Summary
BIS-4D is a machine learning-informed soil mapping platform for the Netherlands that produces high-resolution (25 m) three-dimensional maps of seven key soil properties and their associated uncertainties to 2 m depth, informed by up to 950,000 soil observations and 366 environmental covariates. The platform additionally maps temporal changes in soil organic matter from 1953 to 2023. Prediction accuracy was property-dependent, with clay, sand and pH performing well (MEC ≥0.6) but phosphorus remaining difficult to predict reliably, highlighting both the utility and limitations of national-scale digital soil mapping.
Regional applicability
This study was conducted in the Netherlands and therefore does not directly address United Kingdom soil conditions or policy, though the methodological approach and machine learning framework may be transferable to UK soil mapping initiatives.
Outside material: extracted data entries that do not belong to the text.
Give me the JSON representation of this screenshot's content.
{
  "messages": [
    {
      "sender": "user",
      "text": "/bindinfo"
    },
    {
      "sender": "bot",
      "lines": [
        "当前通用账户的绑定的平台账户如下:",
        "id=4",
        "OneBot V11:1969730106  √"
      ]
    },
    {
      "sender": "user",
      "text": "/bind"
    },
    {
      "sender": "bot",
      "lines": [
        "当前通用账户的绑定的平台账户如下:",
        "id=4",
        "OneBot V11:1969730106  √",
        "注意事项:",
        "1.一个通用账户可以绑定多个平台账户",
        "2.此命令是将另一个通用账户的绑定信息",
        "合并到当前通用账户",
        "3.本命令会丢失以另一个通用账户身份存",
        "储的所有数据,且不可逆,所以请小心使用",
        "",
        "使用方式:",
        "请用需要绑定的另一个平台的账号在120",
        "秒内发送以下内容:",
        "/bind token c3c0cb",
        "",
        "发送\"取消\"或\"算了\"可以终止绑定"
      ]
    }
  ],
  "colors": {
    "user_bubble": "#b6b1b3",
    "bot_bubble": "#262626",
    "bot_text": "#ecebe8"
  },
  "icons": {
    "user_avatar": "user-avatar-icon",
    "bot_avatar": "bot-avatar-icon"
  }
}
The spatial resolution (25 m) and depth range (0–2 m) provide a benchmark for comparable national soil mapping efforts in the UK context.
Key measures
Soil texture (clay, silt, sand content), bulk density, pH, total nitrogen, oxalate-extractable phosphorus, cation exchange capacity, soil organic matter; model efficiency coefficient (MEC); prediction interval coverage probability; 10-fold cross-validation results
Outcomes reported
The study delivered high-resolution maps (25 m resolution) of eight key soil properties and their uncertainties across 0–2 m depth in three-dimensional space, plus temporal maps of soil organic matter between 1953 and 2023. Prediction accuracy varied by property, with clay, sand and pH showing highest accuracy (MEC 0.6–0.92), whilst oxalate-extractable phosphorus was most difficult to predict (MEC −0.11 to 0.38).